Dr. Emily Kidd White is an Assistant Professor at Osgood Hall Law School.

Dr. Emily Kidd White is an Assistant Professor at Osgood Hall Law School.

An emerging scholar in the field of law and emotions, Dr. Kidd White will soon publish a work on Judicial Emotions with Oxford University Press. Along with Susan Bandes, Jody Madeira, and Kathryn Temple, Professor Kidd White is editing the Edward Elgar Research Handbook on Law and Emotions.

On Thursday, the University of Manitoba community can expect to hear Dr. Kidd White discuss the critical potential in bringing together the philosophy of emotion and the study of law. In the abstract for her talk, she explains:

“Narratives about legitimate political and legal authority have tended to either assume that it is possible to extricate emotions from political judgement, or to rest upon uncomplicated (and wholly demystified) assumptions about the legibility of emotions over time and place. Philosophers interested in emotion have regularly grappled with questions concerning an emotion’s reach and range (insofar that the emotion in question bears an intersubjective component), and recognition (comprehensibility) of emotions beyond one’s own social and political communities (or even beyond one’s self).
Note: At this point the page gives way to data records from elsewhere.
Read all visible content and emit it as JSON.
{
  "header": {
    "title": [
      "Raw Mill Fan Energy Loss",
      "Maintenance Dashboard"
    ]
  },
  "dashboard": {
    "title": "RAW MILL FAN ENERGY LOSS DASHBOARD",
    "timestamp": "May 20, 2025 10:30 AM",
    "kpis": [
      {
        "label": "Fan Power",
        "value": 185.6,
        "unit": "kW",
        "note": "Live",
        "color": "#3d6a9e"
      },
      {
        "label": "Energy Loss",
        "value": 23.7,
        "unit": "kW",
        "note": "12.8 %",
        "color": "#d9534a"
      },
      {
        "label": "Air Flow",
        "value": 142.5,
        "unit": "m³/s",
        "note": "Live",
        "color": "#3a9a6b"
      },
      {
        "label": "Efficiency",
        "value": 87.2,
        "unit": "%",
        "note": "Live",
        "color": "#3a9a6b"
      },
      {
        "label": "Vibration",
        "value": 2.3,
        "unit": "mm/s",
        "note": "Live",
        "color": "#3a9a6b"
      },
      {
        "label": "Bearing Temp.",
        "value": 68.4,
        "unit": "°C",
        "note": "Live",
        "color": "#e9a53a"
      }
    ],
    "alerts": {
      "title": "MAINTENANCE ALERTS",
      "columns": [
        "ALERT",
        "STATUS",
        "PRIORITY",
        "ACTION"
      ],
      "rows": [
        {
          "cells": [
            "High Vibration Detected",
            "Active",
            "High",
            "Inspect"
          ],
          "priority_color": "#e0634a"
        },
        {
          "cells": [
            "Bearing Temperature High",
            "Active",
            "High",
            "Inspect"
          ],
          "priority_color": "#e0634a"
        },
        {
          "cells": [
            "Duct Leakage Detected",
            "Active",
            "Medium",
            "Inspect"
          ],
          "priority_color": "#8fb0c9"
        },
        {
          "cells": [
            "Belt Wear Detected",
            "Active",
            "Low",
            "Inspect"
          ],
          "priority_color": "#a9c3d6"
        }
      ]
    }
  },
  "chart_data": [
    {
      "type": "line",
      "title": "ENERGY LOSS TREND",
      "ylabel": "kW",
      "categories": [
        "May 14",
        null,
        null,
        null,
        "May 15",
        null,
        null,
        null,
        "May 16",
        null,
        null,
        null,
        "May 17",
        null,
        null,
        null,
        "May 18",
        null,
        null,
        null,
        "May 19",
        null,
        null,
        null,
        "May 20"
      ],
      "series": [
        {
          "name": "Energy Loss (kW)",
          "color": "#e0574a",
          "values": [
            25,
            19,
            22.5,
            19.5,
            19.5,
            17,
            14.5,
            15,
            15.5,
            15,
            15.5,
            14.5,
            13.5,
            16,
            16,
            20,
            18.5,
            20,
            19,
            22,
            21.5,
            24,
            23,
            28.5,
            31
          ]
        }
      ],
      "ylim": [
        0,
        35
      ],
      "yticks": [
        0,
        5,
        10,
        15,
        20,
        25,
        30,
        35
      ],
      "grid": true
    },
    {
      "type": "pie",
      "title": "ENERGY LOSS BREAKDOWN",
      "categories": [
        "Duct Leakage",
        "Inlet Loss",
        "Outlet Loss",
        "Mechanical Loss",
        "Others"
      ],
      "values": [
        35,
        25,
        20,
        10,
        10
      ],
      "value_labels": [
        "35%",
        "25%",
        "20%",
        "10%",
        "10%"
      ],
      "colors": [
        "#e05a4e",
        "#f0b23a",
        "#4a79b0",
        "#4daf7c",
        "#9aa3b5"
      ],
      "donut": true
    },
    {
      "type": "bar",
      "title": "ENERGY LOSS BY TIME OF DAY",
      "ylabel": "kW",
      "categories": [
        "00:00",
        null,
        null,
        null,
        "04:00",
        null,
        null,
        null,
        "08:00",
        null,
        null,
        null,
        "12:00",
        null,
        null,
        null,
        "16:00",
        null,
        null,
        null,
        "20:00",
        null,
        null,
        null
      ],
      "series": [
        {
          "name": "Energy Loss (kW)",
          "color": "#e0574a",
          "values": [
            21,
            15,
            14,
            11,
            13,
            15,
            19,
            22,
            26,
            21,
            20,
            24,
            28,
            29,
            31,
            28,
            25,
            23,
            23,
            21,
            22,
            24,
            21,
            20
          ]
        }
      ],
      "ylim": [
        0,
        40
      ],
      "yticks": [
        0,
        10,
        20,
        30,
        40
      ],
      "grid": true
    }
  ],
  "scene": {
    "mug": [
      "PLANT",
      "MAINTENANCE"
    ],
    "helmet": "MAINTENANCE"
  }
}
Emotions contain evaluative judgments, and, as such, they strike as subjectively involved and image-laden “engagements with the world” (to quote Robert Solomon’s memorable phrase). Where evaluative judgements are embedded within the structure of an emotion, we can expect it to be scripted, at least to an extent, by time and place, which raises, in turn, questions of all sorts pertaining to reach, range, and recognition. This talk will explore a whole series of questions that the philosophy of emotions raises for the study and practice of law.”

All are welcome to attend the talk on Thursday, February 29, 2024 at 12:00 p.m. in Room 207, Robson Hall.